I think Jesus would say, “Don’t confuse caring for and reaching out, winsomely, to the lost with bad, reaping-oriented evangelism.” I think Jesus might also point to his disciples’ attitude towards the Samaritans. This was a very religious group of people; the problem was that it was a false religion. Have you ever tried to share your faith with someone strongly indoctrinated into a false religion or cult like Islam, Jehovah’s Witnesses, or Mormons? It is no easy task. After visiting one part of Samaria that was unresponsive to the gospel, James and John, asked Jesus, Should we call down fire from heaven to destroy them?

Yet on another occasion in Samaria, after the woman at the well shared her story with the townspeople, they headed down the hills surrounding Jacobs well, dressed in their white garments to hear Jesus. Furthermore, Jesus said to the twelve, Do not say, ‘There are yet four months, then comes the harvest’? Look, I tell you, open up your eyes, and see that the fields are white for harvest. Jesus, no doubt, was referring to the people, dressed in their normal white tunics coming down towards the well from the hills and fields surrounding the well. A few verses later, we read:

Many Samaritans from that town believed in him because of the woman's testimony, “He told me all that I ever did.” So when the Samaritans came to him, they asked him to stay with them, and he stayed there two days. And many more believed because of his word. They said to the woman, “It is no longer because of what you said that we believe, for we have heard for ourselves, and we know that this is indeed the Savior of the world” (4: 39-42).

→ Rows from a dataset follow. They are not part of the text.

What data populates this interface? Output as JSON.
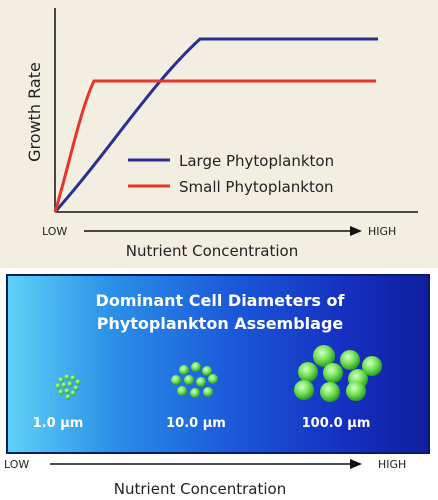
{
  "chart": {
    "ylabel": "Growth Rate",
    "xlabel": "Nutrient Concentration",
    "x_low": "LOW",
    "x_high": "HIGH",
    "legend": [
      "Large Phytoplankton",
      "Small Phytoplankton"
    ],
    "colors": {
      "large": "#2b2f94",
      "small": "#e8352a"
    }
  },
  "assemblage": {
    "title_line1": "Dominant Cell Diameters of",
    "title_line2": "Phytoplankton Assemblage",
    "sizes": [
      "1.0 μm",
      "10.0 μm",
      "100.0 μm"
    ],
    "cell_color": "#5bd846"
  },
  "bottom_axis": {
    "low": "LOW",
    "high": "HIGH",
    "label": "Nutrient Concentration"
  }
}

Paul wrote, For I am not ashamed of the gospel, for it is the power of God for salvation to everyone who believes. Jesus command to us is, “Don’t ever doubt the power of the gospel. Just open your eyes and see the needy lost around you who need you to point them to me.

In future issues of MFM we will try to identify the wisest strategies for better reaching out to the lost. But here might be a good place to start:

1) Pray regularly that God would cause you to care much more for the lost around you.

2) Mull over the categories in which you have relationships with the lost to see which one or two God might put on your heart to pray for regularly. These categories are:

          a) Neighbors

          b) Work associates

          c) Extended family

          d) Adults you know because of your kids’ friends (sports, music, school activities)

          e) Joint participants with you based on your hobbies, sports clubs, etc.

          f)  Regular folks you see in your community, i.e. postal clerks, business owners, etc.

3) As you begin your day, try to remember occasionally to specifically put the armor of “readiness” on, by saying, “Lord please give me some opportunities to mention you today to my lost associates and help me not miss those opportunities but say the right, most winsome thing.”